Victory for Garment Workers in the Philippines After Three Months on the Picket Line

In a turn of events that “testifies to the power of international solidarity and supply chain action to fight for workers’ rights in the garment supply chain”, 800 employees of an international garment factory that closed last November won an agreement from their former employers. Their three-month long struggle succeeded with solidarity from labour groups in neighbouring countries like Cambodia, Indonesia and Korea as well as groups that put pressure on the factory’s customers like Gap, JC Penny’s and Kohl’s.

The union believed that the shutdown was a union-busting measure after the workers started organising a year ago and won an agreement from the company. “When workers noticed that machines were being taken out of the factory in the weeks prior to the closure, they started a picket line to prevent further dismantling of the production. It took over three months of continuous picketing to reach an agreement with the management. This agreement stipulates substantial financial assistance on top of the separation pay, the granting of sewing machines for a project initiated by the fired workers and the possibility of rehiring if the factory were to reopen.”

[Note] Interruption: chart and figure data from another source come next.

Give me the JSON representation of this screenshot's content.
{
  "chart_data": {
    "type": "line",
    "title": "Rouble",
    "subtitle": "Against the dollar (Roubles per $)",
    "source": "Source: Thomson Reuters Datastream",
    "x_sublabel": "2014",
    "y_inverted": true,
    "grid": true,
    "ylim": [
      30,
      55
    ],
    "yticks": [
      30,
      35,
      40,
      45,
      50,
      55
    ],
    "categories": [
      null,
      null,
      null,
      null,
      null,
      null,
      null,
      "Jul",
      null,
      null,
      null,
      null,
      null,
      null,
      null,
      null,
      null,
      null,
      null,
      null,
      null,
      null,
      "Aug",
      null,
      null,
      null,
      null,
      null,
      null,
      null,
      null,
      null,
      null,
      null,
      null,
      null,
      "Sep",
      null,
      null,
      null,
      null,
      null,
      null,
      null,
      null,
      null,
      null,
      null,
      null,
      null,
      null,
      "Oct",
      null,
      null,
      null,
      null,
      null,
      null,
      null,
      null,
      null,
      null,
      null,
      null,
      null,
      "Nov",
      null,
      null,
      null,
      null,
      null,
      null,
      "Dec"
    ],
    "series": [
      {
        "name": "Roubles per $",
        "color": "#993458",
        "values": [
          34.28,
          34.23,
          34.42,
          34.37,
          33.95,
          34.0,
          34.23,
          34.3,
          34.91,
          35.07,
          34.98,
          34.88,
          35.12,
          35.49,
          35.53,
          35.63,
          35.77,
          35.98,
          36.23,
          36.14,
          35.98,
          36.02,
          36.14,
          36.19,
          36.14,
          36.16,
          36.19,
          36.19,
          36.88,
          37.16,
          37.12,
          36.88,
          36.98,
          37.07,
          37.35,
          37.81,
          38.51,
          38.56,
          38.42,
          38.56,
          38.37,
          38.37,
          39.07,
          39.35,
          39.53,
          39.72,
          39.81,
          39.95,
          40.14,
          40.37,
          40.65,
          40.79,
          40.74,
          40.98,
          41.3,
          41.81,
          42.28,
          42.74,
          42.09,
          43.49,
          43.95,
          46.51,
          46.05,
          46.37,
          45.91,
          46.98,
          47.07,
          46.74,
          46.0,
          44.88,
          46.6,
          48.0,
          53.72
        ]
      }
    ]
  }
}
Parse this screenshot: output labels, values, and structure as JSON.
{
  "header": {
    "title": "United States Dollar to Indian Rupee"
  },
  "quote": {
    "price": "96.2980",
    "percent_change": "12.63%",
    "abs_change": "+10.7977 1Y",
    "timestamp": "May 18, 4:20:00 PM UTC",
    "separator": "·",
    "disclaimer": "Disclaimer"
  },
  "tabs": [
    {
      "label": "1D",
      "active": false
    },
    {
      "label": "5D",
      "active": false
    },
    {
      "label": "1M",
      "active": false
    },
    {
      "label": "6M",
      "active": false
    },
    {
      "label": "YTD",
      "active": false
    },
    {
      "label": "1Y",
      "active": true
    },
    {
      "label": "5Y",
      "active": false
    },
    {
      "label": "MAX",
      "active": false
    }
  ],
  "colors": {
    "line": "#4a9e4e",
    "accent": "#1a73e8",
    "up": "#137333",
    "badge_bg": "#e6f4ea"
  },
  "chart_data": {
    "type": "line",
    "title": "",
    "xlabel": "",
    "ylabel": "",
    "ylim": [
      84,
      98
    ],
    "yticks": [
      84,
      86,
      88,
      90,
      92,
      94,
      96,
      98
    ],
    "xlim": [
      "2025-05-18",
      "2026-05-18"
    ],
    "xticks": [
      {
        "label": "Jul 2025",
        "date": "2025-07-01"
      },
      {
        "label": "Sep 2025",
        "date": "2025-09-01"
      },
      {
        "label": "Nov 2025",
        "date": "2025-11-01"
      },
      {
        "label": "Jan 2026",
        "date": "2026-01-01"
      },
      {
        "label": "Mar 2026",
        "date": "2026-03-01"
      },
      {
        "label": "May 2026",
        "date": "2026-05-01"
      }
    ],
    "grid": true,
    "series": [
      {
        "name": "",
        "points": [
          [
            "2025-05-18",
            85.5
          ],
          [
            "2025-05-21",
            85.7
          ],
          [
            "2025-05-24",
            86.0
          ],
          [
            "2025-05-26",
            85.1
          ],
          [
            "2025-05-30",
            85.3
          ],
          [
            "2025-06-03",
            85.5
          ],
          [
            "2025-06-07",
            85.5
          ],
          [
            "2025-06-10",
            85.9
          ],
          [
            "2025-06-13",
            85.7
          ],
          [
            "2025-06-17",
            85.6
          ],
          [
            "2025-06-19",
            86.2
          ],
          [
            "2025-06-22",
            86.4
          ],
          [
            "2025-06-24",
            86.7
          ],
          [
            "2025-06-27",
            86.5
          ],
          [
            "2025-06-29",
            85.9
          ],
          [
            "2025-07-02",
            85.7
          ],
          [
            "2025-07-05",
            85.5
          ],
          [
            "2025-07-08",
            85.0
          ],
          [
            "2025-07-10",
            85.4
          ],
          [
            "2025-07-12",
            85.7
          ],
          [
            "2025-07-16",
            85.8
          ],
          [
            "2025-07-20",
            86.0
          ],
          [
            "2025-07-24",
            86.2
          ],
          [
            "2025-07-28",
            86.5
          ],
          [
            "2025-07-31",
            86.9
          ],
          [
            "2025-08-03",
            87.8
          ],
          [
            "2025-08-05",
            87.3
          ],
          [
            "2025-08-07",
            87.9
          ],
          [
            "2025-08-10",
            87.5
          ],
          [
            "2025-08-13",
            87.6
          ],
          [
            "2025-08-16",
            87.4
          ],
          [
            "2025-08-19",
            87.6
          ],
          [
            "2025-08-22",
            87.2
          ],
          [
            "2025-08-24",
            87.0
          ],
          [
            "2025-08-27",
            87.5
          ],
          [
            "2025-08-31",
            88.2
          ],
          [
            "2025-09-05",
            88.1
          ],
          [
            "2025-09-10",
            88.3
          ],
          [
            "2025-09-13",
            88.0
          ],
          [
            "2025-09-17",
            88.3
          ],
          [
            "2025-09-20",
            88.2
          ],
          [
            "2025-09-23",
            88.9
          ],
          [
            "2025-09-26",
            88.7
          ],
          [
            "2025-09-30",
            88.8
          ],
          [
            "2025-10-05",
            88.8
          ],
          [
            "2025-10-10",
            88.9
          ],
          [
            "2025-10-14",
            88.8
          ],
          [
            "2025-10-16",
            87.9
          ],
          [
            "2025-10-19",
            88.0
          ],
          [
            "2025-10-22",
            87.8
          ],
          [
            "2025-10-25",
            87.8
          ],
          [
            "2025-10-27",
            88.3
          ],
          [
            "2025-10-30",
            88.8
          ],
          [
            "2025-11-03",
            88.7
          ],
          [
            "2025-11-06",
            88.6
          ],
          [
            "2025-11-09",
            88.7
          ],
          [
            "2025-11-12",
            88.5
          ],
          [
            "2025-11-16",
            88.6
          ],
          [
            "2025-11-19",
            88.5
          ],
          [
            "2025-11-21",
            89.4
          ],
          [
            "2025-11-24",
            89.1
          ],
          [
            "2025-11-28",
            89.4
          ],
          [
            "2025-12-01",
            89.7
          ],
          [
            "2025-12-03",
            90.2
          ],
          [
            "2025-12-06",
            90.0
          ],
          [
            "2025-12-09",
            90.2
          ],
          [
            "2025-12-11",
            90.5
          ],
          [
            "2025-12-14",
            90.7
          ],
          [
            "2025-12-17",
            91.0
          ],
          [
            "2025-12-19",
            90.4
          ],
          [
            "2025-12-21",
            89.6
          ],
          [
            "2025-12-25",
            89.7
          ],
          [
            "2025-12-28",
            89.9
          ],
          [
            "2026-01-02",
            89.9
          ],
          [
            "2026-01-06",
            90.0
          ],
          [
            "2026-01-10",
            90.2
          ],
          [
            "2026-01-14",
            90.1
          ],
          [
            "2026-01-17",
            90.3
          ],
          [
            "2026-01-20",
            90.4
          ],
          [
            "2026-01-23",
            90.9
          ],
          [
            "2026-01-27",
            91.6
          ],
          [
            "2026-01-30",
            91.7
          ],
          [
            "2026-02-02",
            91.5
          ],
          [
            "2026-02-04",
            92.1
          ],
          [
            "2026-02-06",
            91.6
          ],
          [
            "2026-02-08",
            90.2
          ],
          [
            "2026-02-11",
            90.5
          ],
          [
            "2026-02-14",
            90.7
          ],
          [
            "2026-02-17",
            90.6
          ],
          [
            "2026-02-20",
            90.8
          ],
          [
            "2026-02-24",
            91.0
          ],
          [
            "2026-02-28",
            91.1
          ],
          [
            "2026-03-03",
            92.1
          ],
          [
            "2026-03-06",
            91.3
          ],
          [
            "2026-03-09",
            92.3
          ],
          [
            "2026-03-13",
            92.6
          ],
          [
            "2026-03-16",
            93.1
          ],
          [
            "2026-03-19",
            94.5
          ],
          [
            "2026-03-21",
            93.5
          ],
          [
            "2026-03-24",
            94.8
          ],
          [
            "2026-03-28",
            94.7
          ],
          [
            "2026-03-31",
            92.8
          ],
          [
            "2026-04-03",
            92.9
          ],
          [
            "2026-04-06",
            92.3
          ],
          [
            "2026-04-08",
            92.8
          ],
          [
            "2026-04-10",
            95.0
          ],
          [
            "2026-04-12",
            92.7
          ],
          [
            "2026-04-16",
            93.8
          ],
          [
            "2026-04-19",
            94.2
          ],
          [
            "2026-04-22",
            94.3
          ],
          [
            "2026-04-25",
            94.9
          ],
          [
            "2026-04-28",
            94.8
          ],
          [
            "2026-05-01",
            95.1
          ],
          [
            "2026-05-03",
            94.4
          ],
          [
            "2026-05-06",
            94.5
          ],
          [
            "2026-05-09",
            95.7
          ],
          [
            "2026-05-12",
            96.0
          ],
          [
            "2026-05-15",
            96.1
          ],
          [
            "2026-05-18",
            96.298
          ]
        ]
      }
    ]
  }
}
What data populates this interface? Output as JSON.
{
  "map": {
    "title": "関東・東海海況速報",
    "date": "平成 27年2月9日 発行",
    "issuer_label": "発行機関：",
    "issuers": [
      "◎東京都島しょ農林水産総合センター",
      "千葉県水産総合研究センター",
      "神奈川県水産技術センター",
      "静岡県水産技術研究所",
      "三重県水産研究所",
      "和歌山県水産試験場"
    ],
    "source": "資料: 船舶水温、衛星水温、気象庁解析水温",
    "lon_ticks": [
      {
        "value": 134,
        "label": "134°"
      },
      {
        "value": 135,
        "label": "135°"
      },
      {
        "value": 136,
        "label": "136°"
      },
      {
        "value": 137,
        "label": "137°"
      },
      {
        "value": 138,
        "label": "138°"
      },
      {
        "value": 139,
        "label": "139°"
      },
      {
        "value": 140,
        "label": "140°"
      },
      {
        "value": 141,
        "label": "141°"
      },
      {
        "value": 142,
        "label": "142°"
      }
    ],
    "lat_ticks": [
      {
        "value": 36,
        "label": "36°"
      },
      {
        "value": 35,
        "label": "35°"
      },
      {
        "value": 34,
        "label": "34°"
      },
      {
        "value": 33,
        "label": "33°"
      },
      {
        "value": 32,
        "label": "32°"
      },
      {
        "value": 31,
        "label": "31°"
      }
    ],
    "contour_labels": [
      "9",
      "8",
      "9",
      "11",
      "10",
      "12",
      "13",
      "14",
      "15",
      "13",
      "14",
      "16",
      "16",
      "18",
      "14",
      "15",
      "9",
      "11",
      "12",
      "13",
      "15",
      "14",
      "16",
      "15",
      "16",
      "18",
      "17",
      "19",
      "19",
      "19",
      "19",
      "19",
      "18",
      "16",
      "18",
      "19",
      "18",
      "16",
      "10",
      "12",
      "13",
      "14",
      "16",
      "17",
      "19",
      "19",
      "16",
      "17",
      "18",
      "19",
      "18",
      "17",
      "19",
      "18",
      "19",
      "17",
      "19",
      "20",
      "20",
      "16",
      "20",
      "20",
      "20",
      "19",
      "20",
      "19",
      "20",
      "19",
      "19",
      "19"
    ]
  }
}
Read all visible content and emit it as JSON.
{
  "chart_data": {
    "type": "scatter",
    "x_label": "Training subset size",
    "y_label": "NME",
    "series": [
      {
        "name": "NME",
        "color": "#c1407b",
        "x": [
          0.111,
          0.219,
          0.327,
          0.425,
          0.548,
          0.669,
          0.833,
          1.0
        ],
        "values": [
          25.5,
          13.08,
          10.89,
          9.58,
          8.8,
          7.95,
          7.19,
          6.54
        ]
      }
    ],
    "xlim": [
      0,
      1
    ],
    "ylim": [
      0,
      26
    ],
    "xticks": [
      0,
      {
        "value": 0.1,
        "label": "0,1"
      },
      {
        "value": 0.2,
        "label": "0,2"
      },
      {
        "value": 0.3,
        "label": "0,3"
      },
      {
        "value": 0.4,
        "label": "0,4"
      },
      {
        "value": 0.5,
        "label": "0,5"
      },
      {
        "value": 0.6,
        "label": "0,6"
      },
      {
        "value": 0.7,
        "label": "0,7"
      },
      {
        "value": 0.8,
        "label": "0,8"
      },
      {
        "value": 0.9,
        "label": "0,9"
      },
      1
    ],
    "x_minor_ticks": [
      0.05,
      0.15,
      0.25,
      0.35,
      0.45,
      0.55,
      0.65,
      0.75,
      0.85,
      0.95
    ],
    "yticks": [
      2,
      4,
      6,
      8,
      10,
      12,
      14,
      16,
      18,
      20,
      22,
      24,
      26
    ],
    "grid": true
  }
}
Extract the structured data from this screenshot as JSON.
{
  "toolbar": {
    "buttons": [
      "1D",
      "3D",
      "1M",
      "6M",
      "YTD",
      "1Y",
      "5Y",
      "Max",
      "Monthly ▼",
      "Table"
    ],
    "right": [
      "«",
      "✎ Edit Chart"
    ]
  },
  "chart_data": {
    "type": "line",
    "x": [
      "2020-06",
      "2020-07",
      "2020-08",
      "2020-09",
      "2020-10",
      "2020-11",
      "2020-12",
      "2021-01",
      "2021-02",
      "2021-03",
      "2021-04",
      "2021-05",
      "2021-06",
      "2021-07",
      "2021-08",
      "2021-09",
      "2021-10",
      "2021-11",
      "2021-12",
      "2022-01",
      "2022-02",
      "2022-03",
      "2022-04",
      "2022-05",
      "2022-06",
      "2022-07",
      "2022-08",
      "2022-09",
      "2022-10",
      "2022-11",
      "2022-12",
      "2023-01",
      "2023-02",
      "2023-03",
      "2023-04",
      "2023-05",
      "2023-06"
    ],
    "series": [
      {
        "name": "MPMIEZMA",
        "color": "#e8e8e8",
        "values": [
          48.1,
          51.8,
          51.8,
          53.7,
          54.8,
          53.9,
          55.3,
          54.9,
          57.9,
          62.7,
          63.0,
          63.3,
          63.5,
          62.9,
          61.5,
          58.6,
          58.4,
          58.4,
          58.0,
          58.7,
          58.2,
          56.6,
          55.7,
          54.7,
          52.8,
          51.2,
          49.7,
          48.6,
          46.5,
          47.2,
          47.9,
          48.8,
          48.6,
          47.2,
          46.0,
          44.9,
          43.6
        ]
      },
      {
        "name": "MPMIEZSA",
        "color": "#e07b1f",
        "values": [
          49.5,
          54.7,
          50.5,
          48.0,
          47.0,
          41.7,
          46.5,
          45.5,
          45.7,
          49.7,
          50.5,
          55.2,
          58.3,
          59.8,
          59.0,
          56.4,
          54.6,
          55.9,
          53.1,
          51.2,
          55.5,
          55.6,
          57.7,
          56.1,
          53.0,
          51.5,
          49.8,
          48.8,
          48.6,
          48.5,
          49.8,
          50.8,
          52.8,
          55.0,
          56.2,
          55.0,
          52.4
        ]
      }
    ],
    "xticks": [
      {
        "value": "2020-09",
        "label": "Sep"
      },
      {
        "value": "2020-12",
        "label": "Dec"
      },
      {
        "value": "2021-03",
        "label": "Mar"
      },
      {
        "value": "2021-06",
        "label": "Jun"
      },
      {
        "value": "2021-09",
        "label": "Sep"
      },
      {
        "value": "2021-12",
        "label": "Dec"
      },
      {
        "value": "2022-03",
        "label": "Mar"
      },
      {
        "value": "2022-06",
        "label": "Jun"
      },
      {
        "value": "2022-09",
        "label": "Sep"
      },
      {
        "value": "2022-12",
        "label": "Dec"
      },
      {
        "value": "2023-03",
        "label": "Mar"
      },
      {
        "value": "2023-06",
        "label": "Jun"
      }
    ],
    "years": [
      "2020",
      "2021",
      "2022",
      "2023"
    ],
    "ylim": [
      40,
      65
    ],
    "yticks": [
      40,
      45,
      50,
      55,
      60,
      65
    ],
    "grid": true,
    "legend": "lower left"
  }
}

India and Bahrain Consider Scrapping Scheme That Protects Migrant Domestic Workers

The two governments are considering cancelling a scheme that might affect thousands of migrant Indians in Bahrain. The scheme primarily acts as a safety net for women taken to Bahrain to work as domestic help or maids (of which there are currently 15,000). As per the scheme, employers are required to provide a bank guarantee certificate of $2,500 to the Indian embassy in Manama. As Scroll reported, “This aims to protect the domestic worker if an employer fails to pay wages, or the maid is subjected to abuse, such as physical or sexual violence, and requires compensation and financial aid to return home.”

Others:

  • The New York Times’ featured five essays on the theme ‘The Future of Work’, including a section called Meet the Workers, a profile of nine American workers.
  • Rescue efforts in Lviv, Ukraine ongoing after methane gas blast kills eight miners and leaves 20 unaccounted.
  • Scrapping reservation in promotion in Karnataka might result in the demotion of 10,000 Dalit government employees.
  • Update: The NHRC has taken suo moto cognisance of the case of bonded labour in Delhi where boys were rescued from a jeans factory. They were being beaten with hammers among other atrocities.